与上述事件相关还有另一件事情:今年3月26日,常州市天宁区教育文教局突然下发文件,免去了青龙中学副校长女士的职务。为什么被免职?女士认为与拆迁有关。原来女士住在“永宁苑”小区,与上面说的“新堂花园”小区一墙之隔,按照常州市政府的规划,这两个小区本次都被列入了拆迁范围。2009年11月,天宁区文教局领导给女士做工作,让她带头参加评估和搬迁,女士有不同意见。后来领导让人传话给女士,说如果不同意拆迁就将她列为本年度考核不合格。

在体制内吃饭的人都知道,这是一个不容小觑的威胁,女士很焦急,万般无奈,于2010年1月和丈夫办了离婚手续,“因为房子本来就是丈夫的”。岂知离婚也并没有给女士带来安全与太平。春节过后,文教局领导给女士下达了“最后通牒”:如果拒不评估拒不搬迁,将对她进行处理。处理很快就来了,这就是前面说到的那份突然而至的免去其副校长职务的文件。女士作为高中数学老师在青龙中学工作了22年,当了8年副校长,她怎么也想不到,与教育工作毫不相干的拆迁问题居然会影响到自己的职业生涯,招致行政处置,她的感想只有三个字:“太冤了。”

发生了这么多事,事情的始作俑者又是如何解释的呢?2010年3月20日,《瞭望东方周刊》向常州市市长提出火车站北广场改造涉及的“新堂花园”等小区拆迁问题:“当地居民认为是非法拆迁,并认为是你在主导这项工作,这应该怎么解释?”市长回答说,这主要是信息不对称、宣传不够的问题。他说,我开会时强调,规划应该早一点儿,向市民的宣传也应该早一点儿,透彻一点儿。现在很多信息不对称,比如说这个北广场到底是干什么用的?市民有知情权。事实上,北广场收掉以后,除掉拆迁和建设费用,政府还要倒贴很多钱,但我们宣传不够,很多问题就是在这些环节引发的,老百姓把账算到我头上来了。
也许有人会说:“陈行之先生,这件事在拆迁事件中根本不算什么,你应当罗列更典型的案件。”

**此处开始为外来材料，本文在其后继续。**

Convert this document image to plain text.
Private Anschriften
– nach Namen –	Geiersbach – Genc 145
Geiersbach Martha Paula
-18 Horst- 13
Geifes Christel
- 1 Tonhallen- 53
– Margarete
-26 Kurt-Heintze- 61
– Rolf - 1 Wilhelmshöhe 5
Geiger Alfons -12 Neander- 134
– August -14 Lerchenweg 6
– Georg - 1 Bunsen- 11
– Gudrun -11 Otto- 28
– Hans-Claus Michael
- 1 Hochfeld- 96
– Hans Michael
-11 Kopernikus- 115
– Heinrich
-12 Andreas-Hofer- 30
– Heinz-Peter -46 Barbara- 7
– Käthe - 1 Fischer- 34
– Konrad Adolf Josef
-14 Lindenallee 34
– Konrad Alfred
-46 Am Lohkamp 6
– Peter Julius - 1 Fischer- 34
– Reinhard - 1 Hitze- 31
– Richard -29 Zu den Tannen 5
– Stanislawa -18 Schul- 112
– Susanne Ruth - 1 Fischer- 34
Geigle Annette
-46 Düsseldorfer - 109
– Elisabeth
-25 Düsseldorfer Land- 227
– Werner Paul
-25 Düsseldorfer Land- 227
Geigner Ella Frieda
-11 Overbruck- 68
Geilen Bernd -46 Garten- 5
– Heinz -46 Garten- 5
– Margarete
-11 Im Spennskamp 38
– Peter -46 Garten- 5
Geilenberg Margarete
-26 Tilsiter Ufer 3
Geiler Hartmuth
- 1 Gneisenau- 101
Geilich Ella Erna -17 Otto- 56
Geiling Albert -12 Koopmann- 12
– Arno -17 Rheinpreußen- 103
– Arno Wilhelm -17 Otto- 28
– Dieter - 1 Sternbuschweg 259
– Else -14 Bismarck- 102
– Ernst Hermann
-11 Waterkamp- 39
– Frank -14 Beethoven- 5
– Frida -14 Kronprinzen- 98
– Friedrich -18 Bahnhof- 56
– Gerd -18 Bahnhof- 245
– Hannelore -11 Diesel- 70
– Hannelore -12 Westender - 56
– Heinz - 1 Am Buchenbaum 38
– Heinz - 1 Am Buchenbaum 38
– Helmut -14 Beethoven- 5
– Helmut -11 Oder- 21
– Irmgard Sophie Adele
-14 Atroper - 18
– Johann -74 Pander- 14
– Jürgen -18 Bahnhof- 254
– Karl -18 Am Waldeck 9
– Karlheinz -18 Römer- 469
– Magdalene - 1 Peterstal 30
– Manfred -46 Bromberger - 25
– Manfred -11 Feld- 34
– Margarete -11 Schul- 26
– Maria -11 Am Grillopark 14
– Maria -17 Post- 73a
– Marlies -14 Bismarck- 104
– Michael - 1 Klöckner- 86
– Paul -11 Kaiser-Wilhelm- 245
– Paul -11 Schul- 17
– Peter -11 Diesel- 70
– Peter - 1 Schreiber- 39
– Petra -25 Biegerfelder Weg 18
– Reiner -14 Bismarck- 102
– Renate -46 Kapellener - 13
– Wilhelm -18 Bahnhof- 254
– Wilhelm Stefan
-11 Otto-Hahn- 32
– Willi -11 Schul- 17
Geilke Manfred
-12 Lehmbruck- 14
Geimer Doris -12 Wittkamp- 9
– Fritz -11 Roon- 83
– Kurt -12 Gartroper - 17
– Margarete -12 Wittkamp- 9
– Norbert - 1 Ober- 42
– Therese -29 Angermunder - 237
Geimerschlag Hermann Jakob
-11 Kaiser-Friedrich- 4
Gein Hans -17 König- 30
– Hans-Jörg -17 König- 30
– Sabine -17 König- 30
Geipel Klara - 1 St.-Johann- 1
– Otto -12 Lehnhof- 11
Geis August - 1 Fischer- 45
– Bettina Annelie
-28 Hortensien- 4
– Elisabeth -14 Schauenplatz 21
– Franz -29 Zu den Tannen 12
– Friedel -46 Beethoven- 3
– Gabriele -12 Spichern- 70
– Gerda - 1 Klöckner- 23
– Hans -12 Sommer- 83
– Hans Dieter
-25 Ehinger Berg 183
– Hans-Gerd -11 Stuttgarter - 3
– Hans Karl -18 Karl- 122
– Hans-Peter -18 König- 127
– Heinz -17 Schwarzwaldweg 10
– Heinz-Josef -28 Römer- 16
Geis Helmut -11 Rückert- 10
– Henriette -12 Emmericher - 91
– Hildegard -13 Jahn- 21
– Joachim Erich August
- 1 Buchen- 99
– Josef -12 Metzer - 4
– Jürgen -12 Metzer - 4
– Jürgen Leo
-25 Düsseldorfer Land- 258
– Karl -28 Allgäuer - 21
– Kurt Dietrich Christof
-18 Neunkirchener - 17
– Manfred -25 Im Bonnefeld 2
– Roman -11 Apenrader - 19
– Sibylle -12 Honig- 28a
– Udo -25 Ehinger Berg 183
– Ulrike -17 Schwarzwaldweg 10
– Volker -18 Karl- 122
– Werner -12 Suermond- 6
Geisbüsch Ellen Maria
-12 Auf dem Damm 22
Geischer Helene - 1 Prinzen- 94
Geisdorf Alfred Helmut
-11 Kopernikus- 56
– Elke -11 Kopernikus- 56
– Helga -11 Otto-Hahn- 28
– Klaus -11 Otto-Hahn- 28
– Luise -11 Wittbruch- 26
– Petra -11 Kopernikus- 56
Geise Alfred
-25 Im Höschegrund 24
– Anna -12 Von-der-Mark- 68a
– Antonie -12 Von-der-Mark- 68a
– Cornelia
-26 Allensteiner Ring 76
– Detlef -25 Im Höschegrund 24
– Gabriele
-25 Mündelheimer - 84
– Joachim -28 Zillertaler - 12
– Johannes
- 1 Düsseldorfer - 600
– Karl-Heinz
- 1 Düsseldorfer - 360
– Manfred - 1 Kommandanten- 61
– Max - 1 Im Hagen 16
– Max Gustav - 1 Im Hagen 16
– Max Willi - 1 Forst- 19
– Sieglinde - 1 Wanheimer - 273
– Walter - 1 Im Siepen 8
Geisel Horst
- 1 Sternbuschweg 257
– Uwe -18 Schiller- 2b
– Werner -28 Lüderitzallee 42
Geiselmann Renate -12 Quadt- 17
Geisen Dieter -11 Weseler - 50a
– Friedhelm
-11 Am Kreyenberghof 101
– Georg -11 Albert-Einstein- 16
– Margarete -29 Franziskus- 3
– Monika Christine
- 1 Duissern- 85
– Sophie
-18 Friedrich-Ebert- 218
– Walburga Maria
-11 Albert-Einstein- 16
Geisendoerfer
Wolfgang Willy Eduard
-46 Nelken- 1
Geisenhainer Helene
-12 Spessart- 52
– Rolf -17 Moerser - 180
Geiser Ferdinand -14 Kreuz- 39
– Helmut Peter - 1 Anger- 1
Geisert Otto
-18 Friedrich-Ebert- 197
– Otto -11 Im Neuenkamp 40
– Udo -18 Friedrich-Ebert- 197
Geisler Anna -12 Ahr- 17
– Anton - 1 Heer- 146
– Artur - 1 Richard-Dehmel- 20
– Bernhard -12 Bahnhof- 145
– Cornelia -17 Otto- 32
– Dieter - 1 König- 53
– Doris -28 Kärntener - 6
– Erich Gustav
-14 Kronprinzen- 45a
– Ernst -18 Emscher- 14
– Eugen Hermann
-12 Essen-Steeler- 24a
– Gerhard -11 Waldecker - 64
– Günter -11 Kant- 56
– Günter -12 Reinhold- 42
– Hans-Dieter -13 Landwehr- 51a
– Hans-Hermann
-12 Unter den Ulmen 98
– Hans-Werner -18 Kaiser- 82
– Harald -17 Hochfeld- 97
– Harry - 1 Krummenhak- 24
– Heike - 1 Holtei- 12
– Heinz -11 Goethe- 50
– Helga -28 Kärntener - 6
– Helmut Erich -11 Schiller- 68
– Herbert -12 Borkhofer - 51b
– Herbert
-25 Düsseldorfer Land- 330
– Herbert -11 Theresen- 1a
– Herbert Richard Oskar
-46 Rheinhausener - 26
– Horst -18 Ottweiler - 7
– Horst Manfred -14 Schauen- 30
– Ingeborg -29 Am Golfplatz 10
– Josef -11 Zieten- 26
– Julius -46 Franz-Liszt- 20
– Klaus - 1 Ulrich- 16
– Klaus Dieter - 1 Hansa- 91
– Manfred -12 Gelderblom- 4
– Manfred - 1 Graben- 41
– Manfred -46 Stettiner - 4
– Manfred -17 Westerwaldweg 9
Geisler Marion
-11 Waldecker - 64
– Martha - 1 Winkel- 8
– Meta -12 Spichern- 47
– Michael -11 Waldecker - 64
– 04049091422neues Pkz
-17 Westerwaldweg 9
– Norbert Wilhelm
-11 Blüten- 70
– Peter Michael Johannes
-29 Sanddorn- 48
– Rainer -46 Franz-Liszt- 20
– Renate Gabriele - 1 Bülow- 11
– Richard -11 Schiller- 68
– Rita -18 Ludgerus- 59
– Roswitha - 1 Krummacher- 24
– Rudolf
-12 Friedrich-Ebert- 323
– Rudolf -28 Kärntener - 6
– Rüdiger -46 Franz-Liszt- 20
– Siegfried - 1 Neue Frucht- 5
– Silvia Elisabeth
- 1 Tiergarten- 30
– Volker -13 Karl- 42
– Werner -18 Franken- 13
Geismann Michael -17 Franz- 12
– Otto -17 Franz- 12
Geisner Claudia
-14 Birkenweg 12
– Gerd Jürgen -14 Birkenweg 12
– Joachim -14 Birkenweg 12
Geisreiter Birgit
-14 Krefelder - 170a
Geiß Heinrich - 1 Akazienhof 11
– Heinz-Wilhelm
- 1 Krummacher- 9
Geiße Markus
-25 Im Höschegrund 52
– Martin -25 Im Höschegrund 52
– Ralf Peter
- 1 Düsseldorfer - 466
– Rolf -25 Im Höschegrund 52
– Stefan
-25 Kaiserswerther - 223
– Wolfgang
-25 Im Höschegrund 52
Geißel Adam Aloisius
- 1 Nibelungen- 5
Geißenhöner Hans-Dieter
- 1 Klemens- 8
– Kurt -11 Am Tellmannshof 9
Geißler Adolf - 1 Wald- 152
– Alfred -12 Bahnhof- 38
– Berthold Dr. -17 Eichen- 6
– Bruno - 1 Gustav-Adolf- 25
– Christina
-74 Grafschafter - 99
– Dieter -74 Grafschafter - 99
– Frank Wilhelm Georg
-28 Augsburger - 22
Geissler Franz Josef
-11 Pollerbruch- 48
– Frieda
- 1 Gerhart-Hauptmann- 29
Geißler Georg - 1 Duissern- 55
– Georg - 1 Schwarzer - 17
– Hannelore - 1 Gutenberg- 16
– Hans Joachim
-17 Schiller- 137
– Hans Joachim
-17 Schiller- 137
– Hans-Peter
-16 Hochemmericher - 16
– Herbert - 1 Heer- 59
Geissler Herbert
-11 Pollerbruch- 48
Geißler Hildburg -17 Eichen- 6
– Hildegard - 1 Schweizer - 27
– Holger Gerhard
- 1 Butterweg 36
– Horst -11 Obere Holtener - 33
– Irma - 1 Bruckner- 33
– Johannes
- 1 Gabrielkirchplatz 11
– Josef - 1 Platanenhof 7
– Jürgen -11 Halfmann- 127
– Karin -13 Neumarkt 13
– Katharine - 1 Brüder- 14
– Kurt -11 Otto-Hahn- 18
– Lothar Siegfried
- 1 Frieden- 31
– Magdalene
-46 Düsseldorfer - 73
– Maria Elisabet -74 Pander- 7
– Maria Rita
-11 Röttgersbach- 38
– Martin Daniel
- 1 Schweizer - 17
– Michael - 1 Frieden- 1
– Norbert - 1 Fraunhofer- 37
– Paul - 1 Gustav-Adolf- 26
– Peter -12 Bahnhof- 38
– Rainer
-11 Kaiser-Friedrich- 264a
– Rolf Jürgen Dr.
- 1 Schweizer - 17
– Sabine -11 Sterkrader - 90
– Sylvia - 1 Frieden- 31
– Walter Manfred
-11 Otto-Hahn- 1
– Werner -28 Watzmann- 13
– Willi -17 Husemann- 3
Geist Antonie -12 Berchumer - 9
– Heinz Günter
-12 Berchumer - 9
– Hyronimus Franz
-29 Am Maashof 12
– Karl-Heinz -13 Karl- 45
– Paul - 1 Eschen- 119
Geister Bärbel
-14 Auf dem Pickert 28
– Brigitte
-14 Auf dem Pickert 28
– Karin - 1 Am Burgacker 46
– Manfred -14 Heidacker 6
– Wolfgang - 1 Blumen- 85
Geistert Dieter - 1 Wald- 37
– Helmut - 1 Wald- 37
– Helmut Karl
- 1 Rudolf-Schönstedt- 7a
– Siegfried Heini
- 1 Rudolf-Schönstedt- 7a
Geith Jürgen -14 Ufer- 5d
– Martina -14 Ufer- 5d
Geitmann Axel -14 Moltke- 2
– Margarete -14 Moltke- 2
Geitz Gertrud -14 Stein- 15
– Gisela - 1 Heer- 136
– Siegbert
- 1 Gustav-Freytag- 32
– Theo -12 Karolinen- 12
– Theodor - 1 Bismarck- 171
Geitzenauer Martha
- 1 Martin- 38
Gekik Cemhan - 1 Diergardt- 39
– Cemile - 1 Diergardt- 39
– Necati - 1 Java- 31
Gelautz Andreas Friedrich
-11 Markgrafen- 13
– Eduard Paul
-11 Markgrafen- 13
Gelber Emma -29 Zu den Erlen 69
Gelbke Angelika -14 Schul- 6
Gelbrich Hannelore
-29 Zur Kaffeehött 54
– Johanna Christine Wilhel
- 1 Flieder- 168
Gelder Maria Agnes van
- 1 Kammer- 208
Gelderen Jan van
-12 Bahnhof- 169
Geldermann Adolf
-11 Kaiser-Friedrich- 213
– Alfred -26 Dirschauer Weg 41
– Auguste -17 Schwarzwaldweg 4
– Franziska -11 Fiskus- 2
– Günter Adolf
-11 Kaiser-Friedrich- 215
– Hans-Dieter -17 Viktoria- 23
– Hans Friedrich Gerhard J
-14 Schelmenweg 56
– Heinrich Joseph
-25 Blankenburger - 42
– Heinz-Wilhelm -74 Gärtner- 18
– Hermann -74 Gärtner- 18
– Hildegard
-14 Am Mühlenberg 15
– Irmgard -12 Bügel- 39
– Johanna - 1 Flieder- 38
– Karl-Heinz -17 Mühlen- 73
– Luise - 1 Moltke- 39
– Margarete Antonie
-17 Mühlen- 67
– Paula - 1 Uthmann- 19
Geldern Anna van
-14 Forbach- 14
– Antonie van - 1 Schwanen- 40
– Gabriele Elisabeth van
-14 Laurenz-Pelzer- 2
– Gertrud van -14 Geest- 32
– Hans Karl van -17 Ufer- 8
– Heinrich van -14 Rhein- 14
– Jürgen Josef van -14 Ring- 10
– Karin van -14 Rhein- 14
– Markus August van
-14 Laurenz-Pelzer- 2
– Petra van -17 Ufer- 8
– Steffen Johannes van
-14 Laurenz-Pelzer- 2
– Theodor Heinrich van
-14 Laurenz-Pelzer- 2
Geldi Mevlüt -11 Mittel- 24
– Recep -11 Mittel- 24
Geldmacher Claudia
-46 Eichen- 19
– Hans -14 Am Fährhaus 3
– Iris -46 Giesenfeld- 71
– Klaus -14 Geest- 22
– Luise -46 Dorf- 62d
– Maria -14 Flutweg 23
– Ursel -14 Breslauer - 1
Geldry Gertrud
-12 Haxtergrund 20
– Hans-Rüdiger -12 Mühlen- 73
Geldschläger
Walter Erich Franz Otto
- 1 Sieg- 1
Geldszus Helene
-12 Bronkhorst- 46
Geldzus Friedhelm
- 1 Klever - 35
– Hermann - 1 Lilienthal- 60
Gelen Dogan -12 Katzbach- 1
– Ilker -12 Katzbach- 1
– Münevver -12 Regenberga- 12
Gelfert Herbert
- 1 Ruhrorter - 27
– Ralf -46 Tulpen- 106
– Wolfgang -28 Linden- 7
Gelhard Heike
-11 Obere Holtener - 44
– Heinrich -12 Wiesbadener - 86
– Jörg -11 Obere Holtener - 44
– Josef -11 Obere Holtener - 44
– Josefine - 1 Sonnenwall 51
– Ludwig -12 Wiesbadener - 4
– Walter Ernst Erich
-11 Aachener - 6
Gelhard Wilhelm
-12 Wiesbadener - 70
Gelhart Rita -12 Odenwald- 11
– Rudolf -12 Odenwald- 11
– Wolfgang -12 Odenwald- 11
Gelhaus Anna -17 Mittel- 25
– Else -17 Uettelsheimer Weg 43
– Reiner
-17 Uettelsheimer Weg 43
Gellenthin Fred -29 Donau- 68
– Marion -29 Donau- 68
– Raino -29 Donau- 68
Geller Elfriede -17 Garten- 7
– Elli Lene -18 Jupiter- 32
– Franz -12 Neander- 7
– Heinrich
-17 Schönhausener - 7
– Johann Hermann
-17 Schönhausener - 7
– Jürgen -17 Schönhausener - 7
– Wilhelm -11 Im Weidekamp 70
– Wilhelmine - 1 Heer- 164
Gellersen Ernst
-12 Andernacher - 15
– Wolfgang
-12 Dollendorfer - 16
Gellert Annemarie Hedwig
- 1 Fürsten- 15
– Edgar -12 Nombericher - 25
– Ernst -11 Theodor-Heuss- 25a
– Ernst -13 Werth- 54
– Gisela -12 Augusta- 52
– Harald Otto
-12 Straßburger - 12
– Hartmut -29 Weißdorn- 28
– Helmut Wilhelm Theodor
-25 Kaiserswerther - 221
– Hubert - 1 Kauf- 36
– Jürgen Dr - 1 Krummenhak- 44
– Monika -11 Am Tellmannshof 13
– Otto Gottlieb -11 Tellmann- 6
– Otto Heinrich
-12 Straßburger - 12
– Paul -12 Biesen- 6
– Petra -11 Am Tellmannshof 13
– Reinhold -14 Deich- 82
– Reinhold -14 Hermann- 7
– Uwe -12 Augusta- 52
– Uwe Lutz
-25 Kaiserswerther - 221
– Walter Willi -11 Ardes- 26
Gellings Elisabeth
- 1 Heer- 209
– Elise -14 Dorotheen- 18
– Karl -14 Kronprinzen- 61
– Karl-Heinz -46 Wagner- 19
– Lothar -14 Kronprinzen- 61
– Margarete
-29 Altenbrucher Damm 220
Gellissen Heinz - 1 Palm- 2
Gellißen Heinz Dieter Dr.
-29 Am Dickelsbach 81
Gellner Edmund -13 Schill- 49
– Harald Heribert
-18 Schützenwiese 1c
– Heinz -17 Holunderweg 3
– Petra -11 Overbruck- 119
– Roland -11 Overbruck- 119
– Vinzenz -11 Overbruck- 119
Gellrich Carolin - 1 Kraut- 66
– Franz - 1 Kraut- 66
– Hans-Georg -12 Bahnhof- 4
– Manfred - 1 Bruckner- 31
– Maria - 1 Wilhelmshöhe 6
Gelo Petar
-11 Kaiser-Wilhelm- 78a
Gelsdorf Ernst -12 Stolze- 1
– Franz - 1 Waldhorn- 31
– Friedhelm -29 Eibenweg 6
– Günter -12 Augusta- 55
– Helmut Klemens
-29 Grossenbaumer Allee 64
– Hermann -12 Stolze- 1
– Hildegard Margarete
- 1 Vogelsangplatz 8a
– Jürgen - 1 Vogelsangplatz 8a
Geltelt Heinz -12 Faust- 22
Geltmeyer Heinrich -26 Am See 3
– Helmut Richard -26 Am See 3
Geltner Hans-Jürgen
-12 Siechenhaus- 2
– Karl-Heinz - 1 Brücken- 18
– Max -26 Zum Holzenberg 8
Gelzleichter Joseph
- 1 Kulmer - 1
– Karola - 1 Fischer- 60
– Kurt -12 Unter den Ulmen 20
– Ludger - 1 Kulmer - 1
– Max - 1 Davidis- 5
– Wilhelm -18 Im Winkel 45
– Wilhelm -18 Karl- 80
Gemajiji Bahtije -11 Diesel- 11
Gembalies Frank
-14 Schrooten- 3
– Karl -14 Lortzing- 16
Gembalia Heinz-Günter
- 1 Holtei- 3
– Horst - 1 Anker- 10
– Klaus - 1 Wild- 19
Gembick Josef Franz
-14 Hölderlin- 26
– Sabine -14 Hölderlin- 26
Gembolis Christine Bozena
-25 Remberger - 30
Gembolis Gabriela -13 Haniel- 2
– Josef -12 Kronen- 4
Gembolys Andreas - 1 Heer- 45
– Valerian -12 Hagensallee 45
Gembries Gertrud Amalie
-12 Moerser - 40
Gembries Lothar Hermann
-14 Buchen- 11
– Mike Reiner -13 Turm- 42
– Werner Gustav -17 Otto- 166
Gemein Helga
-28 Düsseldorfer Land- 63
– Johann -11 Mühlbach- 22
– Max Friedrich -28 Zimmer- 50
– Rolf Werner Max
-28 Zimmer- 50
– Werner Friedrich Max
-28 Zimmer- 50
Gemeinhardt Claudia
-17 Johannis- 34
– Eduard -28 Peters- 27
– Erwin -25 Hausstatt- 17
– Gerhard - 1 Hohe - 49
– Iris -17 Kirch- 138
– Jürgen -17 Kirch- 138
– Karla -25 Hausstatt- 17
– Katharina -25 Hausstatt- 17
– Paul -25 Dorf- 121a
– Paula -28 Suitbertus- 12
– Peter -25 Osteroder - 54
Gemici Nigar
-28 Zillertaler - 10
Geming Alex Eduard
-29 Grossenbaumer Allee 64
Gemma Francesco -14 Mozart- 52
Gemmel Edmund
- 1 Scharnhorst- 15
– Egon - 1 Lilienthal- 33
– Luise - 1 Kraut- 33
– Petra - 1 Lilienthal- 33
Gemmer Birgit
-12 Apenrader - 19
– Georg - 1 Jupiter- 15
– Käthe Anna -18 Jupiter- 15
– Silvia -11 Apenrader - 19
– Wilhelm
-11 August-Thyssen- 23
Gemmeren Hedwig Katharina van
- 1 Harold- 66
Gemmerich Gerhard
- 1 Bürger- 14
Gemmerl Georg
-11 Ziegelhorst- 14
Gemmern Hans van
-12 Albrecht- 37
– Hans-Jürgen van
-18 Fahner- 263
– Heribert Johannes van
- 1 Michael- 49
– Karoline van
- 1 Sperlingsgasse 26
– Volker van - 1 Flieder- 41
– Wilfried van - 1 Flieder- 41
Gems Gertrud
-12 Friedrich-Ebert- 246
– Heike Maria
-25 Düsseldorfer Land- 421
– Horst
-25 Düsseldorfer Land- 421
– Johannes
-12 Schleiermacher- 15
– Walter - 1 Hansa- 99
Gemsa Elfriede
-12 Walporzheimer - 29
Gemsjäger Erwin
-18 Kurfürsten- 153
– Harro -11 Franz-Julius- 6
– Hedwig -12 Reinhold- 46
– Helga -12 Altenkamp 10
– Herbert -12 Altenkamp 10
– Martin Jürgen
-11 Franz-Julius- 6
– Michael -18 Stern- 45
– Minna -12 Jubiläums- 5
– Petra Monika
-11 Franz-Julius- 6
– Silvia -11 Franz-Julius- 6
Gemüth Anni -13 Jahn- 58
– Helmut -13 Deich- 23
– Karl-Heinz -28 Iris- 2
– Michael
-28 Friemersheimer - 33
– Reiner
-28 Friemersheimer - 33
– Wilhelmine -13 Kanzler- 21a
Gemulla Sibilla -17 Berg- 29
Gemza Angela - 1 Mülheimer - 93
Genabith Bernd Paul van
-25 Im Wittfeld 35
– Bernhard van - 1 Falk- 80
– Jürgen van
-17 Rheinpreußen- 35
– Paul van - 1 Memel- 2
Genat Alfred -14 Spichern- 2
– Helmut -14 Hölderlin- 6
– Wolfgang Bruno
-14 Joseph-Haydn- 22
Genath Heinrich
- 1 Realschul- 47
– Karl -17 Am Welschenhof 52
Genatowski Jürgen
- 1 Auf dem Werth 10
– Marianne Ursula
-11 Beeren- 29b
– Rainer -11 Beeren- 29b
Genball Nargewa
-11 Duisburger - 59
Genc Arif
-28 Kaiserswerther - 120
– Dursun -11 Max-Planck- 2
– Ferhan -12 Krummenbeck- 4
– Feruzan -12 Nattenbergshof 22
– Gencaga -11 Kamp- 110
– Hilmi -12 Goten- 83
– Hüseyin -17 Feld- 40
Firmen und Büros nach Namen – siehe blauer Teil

我的想法是,更典型的案例(例如“死给制度看”的唐福珍和许许多多死于暴力拆迁的民众)尽人皆知,无需再浪费笔墨,而这桩不太典型也不太惨烈的事件,却蕴含着很多我想说的东西,这个“非典型案例”显示出的典型特征很值得说道。

2

我把话题稍微扩展一下。

1949年以后,我们非常幸运地拥有了被称之为“社会主义”的政治制度。这个制度最早由一个叫马克思的人所设想,1917年10月,职业造反者列宁把它在俄罗斯变成了现实,世界上有了第一个社会主义国家。“社会主义国家”究竟是怎样的国家,在目前已经不是问题——苏联存在了70年之后终于垮塌,关于苏联国家历史的描述犹如汗牛充栋(我看到最多的是俄罗斯人自己撰写的),绝大多数都指向斯大林主义式的暴政,揭露出极权主义令人发指的反人类罪行,苏联以及东欧形形色色极权主义政权成为人类历史画廊中最丑恶、最卑劣、最肮脏、最残暴的标本。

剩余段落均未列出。